Automate routine tasks with tshark + Python.
Advanced Wireshark Features Analysts Use
- Coloring rules: Highlight anomalies (e.g., TCP resets, ICMP errors).
- Custom dissectors: Write Lua or C dissectors for proprietary protocols.
- Expert Info: Built-in diagnostic engine highlighting warnings (e.g., “TCP segment not captured”).
- JA3/JA3S fingerprinting: Identify unique TLS clients/servers.
- Decryption support: WPA2 Wi-Fi (if PSK known), TLS (if key available).

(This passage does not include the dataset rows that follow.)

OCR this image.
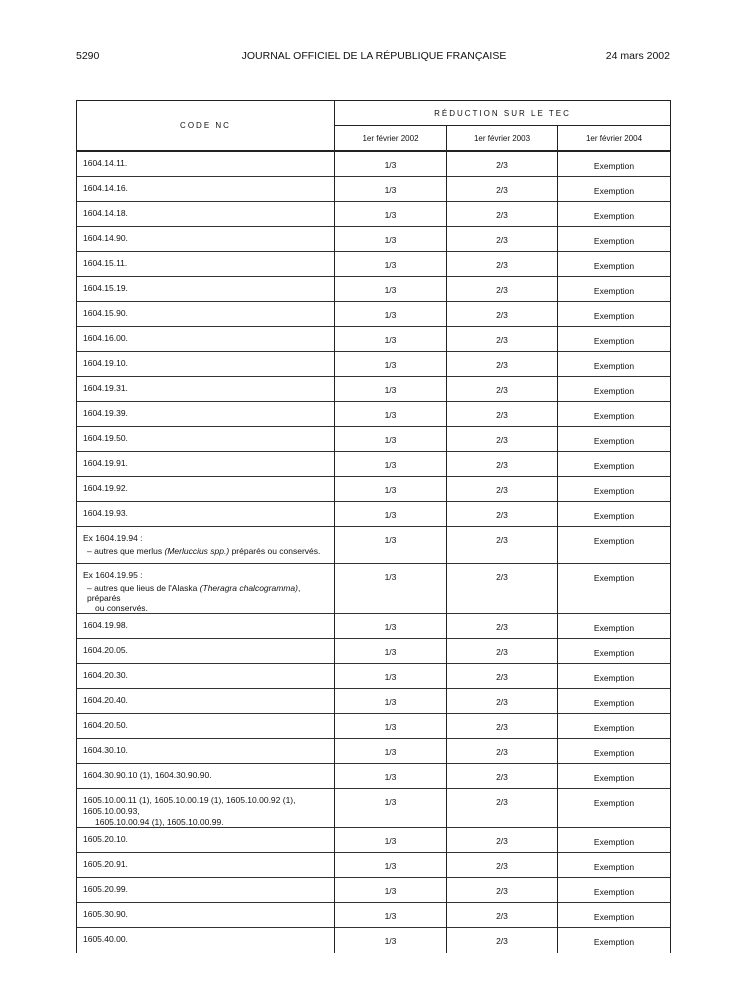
5290	JOURNAL OFFICIEL DE LA RÉPUBLIQUE FRANÇAISE	24 mars 2002
CODE NC	RÉDUCTION SUR LE TEC		
	1er février 2002	1er février 2003	1er février 2004

1604.14.11.	1/3	2/3	Exemption

1604.14.16.	1/3	2/3	Exemption

1604.14.18.	1/3	2/3	Exemption

1604.14.90.	1/3	2/3	Exemption

1604.15.11.	1/3	2/3	Exemption

1604.15.19.	1/3	2/3	Exemption

1604.15.90.	1/3	2/3	Exemption

1604.16.00.	1/3	2/3	Exemption

1604.19.10.	1/3	2/3	Exemption

1604.19.31.	1/3	2/3	Exemption

1604.19.39.	1/3	2/3	Exemption

1604.19.50.	1/3	2/3	Exemption

1604.19.91.	1/3	2/3	Exemption

1604.19.92.	1/3	2/3	Exemption

1604.19.93.	1/3	2/3	Exemption

Ex 1604.19.94 :
– autres que merlus (Merluccius spp.) préparés ou conservés.	1/3	2/3	Exemption

Ex 1604.19.95 :
– autres que lieus de l'Alaska (Theragra chalcogramma), préparés
ou conservés.	1/3	2/3	Exemption

1604.19.98.	1/3	2/3	Exemption

1604.20.05.	1/3	2/3	Exemption

1604.20.30.	1/3	2/3	Exemption

1604.20.40.	1/3	2/3	Exemption

1604.20.50.	1/3	2/3	Exemption

1604.30.10.	1/3	2/3	Exemption

1604.30.90.10 (1), 1604.30.90.90.	1/3	2/3	Exemption

1605.10.00.11 (1), 1605.10.00.19 (1), 1605.10.00.92 (1), 1605.10.00.93,
1605.10.00.94 (1), 1605.10.00.99.	1/3	2/3	Exemption

1605.20.10.	1/3	2/3	Exemption

1605.20.91.	1/3	2/3	Exemption

1605.20.99.	1/3	2/3	Exemption

1605.30.90.	1/3	2/3	Exemption

1605.40.00.	1/3	2/3	Exemption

Summary: Wireshark isn’t just a packet sniffer — it’s a forensic microscope for network communications. It enables:
- Blue teamers → Detect and analyze attacks.
- Malware analysts → Understand adversary payloads.
- Network engineers → Pinpoint performance bottlenecks.
- Auditors → Validate compliance and encryption.
But it requires deep TCP/IP + protocol expertise and careful filtering to avoid drowning in noise.